I have pumpkin bread in the oven, so maybe a poem about baking is in order.
I still haven't made it to the grocery store, and our cupboards are getting bare. So, this morning, I decided to make pumpkin bread, since I'm out of frozen fruit for my usual breakfast of a smoothie. One of my friends asked for the recipe, and since I typed it out for her, why not share it with you?
Yes, this blog doesn't have enough recipes. Never fear, it won't become one of those kind of blogs, the Martha Stewart kind of blog that makes the rest of us feel inadequate. Still, I always enjoy seeing the non-writing creative projects of writers (see Kelli's latest post, for example, and Lorianne DiSabato always posts wonderful photos at her blog, as does Sherry O'Keefe at her blog, and Kristy Bowen not only writes and blogs but has a whole shop of crafted wonders here).
I love this recipe because you can make it healthier, but even if you don't, it's still a treat that's nutritious and perfumes the house as it bakes. It keeps easily for a few days, if you don't gobble it all down right away, and freezes beautifully.
(from Jane Brody’s Good Food Book)
You can double this recipe easily; if you double it, you can put it in a tube or bundt pan for a prettier cake-like presentation.

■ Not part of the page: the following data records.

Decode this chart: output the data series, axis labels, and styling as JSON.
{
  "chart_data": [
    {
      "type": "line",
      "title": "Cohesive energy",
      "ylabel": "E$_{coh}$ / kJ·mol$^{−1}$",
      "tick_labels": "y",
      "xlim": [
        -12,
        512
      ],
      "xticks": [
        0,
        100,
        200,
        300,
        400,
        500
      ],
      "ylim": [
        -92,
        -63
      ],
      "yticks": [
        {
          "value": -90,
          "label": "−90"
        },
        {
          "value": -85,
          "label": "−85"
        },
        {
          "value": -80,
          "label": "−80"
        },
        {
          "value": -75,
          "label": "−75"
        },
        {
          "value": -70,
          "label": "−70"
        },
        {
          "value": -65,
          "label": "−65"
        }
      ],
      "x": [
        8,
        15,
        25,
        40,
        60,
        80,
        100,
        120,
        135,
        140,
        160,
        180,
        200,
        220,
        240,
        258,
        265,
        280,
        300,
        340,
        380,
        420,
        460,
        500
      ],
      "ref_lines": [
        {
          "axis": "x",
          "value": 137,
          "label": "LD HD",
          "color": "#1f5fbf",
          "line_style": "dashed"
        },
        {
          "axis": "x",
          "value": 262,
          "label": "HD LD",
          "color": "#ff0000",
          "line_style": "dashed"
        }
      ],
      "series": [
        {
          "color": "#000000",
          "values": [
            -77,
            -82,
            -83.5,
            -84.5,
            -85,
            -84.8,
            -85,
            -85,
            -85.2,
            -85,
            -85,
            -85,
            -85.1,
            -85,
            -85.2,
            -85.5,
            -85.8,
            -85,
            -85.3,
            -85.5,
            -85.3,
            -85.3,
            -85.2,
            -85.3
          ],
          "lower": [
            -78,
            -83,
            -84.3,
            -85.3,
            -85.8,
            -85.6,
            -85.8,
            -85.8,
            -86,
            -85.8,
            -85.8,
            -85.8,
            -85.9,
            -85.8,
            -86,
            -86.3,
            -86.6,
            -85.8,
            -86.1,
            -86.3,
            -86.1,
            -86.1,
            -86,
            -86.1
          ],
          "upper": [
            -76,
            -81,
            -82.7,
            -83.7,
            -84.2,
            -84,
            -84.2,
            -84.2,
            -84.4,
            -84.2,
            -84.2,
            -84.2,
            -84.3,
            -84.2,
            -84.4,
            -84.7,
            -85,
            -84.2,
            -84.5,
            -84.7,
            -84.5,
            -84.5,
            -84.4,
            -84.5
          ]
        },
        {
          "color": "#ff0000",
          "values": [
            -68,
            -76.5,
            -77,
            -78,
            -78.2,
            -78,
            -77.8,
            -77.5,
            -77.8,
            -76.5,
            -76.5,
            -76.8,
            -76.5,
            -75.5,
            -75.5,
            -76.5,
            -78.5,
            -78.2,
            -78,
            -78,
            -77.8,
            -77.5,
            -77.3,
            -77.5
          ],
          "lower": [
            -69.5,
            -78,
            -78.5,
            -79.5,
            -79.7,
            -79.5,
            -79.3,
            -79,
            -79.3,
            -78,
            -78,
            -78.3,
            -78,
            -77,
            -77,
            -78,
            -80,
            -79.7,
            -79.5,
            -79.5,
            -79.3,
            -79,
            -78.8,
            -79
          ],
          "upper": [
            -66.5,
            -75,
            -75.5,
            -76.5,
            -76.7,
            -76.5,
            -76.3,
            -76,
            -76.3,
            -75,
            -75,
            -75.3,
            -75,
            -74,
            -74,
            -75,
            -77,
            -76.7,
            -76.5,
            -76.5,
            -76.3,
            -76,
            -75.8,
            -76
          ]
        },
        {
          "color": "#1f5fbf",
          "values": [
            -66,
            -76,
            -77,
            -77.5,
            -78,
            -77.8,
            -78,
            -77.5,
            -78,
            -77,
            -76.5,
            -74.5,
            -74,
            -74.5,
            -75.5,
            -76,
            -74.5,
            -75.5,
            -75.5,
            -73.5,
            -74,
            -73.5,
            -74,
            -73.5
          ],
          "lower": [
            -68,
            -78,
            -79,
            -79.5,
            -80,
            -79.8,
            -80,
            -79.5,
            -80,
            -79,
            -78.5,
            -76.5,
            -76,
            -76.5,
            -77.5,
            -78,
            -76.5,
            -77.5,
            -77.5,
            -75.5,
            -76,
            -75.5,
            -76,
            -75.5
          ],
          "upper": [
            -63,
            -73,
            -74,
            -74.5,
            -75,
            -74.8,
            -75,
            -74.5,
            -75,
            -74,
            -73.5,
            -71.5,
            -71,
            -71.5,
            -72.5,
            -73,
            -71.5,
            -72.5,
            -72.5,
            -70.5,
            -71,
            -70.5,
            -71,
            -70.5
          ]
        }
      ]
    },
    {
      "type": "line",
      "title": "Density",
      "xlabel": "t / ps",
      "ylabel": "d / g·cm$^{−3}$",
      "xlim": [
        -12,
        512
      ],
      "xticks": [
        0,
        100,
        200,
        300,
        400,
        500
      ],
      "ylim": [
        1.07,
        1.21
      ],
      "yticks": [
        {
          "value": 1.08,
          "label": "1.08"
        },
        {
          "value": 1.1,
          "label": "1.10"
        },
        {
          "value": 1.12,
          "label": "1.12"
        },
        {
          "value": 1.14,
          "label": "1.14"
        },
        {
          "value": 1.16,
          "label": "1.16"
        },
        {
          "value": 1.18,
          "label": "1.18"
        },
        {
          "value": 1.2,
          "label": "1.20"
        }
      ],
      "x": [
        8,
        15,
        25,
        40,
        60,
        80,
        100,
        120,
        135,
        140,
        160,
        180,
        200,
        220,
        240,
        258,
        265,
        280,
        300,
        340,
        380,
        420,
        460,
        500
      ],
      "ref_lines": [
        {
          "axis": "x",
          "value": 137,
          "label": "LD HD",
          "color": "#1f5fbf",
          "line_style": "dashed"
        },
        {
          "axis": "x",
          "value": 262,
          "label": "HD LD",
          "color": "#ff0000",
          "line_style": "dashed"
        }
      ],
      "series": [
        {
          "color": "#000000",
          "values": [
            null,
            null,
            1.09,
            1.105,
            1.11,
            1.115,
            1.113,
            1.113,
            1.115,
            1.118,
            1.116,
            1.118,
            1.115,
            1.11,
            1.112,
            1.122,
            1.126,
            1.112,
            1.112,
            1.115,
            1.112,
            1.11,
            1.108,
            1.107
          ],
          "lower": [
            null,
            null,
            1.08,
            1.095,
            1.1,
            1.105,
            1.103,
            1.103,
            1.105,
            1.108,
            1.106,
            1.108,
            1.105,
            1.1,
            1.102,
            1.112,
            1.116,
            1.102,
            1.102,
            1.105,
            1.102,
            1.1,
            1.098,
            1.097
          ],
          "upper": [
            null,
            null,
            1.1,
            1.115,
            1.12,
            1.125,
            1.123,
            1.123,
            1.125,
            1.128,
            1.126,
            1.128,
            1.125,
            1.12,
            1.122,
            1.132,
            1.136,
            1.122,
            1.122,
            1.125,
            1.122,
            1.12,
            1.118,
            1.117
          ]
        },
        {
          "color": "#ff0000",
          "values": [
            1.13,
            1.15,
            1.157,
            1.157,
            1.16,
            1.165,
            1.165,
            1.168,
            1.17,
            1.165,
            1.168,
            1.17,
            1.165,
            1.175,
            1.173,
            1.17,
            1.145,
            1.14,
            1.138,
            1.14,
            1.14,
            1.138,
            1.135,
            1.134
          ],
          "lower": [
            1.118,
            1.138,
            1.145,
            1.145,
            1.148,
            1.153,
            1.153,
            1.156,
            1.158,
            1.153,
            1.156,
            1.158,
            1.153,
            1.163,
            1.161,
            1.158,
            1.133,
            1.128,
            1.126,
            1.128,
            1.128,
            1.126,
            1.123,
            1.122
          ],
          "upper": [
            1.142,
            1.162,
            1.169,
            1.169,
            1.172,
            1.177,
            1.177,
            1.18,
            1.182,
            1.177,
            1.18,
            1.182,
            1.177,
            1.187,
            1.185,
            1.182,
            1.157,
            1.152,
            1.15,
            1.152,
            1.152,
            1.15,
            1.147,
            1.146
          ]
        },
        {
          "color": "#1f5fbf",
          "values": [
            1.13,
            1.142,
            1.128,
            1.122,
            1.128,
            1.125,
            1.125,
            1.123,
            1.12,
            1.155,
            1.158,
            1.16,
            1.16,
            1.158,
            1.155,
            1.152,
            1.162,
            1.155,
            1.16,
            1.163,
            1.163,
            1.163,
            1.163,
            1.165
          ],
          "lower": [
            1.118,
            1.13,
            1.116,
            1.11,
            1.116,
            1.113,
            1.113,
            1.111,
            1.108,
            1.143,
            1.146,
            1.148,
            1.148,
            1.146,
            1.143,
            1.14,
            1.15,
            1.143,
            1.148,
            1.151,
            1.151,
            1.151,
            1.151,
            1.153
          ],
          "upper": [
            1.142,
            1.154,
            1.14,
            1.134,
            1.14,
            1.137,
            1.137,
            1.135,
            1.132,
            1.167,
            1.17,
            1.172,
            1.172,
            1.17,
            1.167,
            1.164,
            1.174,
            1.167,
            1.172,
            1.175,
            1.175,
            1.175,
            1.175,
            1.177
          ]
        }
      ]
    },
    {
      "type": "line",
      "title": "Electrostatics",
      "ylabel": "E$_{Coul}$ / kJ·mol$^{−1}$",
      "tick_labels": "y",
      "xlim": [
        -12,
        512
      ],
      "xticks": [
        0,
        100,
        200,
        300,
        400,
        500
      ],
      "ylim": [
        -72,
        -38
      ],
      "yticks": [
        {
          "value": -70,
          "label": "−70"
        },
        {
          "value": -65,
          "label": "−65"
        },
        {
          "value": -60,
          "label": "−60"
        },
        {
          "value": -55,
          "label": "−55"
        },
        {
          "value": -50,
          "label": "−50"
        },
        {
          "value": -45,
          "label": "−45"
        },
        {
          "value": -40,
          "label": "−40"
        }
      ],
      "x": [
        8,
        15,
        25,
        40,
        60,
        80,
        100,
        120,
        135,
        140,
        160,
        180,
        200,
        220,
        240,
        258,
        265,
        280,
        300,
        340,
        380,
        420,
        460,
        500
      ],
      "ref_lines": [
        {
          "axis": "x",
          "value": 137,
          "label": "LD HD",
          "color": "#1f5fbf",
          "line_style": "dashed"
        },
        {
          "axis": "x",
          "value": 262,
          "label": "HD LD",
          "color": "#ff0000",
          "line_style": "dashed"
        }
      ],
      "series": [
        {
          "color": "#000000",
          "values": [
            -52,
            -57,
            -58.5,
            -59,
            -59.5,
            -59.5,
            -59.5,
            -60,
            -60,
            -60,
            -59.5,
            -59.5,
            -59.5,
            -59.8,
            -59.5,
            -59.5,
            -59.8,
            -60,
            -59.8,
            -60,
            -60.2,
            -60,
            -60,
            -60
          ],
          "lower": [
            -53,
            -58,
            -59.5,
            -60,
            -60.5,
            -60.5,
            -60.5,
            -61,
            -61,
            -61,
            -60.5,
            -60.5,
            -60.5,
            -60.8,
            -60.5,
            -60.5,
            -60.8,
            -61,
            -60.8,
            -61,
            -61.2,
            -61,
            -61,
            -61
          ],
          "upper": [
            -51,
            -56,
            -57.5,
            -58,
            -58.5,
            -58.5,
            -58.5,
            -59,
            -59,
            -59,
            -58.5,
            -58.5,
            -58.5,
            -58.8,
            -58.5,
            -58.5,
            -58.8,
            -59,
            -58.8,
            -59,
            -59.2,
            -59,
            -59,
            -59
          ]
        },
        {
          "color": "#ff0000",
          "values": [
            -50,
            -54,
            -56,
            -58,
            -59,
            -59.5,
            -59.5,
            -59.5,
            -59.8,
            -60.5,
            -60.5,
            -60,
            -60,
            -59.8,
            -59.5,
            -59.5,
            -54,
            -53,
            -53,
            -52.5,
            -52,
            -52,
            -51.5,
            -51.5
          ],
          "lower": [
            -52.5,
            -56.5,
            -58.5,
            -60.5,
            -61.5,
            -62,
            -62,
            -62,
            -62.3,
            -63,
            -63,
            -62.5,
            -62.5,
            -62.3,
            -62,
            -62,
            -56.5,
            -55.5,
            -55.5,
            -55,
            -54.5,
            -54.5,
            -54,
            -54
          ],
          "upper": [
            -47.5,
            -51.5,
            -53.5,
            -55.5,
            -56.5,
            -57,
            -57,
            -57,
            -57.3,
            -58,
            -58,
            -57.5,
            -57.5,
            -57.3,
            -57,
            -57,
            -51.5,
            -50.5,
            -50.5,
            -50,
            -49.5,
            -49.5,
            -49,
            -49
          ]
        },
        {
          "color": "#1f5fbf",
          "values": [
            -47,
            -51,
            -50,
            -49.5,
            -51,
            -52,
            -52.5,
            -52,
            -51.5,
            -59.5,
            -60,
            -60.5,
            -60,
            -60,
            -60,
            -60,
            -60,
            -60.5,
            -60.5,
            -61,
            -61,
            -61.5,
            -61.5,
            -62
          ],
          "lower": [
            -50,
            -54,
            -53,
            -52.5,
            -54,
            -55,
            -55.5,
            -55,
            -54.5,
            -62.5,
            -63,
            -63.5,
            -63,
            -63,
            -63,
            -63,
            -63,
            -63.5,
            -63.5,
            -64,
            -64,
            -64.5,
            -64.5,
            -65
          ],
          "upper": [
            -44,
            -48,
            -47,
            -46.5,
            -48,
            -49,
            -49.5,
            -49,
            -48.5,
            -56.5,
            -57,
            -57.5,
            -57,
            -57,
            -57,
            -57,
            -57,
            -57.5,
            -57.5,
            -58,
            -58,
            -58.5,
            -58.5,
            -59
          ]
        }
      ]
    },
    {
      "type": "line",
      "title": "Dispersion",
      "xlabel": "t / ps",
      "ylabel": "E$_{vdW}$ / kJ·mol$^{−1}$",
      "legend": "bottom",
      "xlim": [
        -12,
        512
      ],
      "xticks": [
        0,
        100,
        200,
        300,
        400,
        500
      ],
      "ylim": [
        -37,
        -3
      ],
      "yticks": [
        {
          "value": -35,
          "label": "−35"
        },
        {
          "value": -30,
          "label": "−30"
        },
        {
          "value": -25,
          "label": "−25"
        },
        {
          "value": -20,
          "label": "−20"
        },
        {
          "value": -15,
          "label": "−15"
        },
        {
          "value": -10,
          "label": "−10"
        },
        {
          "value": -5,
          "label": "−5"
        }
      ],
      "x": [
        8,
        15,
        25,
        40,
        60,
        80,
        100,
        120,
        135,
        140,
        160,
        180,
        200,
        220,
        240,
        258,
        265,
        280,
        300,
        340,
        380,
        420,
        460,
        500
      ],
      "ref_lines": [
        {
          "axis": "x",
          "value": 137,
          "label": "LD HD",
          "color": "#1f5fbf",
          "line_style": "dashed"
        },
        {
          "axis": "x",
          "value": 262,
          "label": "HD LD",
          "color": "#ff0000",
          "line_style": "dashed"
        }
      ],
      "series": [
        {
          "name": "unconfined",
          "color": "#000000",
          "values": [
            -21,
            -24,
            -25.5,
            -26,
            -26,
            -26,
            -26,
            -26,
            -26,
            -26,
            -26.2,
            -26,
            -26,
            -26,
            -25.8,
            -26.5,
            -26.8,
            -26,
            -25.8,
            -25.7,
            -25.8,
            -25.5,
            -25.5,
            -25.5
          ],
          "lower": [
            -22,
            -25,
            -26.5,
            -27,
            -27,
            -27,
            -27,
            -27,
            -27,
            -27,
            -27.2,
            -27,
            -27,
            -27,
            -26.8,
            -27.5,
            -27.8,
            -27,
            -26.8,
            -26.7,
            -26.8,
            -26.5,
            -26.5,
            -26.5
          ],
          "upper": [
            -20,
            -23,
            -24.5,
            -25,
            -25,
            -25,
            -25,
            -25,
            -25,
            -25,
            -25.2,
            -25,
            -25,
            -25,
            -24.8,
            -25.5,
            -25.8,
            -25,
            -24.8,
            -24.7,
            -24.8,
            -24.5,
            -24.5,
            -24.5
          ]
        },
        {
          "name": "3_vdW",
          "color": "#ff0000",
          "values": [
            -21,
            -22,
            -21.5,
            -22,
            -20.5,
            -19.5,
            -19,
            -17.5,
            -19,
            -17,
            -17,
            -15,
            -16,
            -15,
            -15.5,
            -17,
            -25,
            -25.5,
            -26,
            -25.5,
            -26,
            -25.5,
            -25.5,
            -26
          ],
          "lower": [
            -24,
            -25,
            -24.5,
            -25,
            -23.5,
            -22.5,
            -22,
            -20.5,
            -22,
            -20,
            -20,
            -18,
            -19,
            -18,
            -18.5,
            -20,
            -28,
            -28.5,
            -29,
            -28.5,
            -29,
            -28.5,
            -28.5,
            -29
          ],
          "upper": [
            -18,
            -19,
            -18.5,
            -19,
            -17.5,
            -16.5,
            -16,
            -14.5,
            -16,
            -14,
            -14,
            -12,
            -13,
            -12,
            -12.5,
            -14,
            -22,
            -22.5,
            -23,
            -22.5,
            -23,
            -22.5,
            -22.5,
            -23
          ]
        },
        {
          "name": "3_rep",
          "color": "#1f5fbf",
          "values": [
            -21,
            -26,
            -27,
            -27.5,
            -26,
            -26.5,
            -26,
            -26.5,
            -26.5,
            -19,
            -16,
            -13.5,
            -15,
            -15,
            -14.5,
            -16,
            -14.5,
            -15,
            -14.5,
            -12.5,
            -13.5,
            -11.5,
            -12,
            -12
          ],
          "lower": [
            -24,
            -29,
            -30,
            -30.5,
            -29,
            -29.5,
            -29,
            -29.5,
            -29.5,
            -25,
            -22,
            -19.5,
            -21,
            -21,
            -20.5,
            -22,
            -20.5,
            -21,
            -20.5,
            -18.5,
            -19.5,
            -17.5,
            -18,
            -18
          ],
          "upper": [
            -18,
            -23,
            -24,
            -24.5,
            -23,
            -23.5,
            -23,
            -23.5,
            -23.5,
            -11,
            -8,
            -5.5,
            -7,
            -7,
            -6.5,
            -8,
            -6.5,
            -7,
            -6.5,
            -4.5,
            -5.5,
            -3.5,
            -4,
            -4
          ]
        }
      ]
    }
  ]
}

You can use applesauce for part of the oil and cut your fat without affecting taste—the less oil you use, the less time it will keep.
½ C. sugar
½ C. vegetable oil
2 eggs (or 1 egg white and 1 whole egg)
¾ C. pumpkin puree ( ½ can)
1 C. white flour
½ C. whole wheat flour
1 tsp. baking powder
1 tsp. baking soda
1 tsp. cinnamon (I also like to add ginger, nutmeg, and allspice)
½ C. chopped walnuts and pecans (optional)
½ C. raisins (optional)
In a large bowl, mix all of the ingredients in the order given. As you add the dry ingredients, be careful not to overmix.
Pour the batter into a greased bread loaf pan. Bake at 350 for about an hour, or until a pick inserted into the middle of the loaf comes out clean. Set the pan on a rack for 10 minutes, then remove the loaf to cool completely.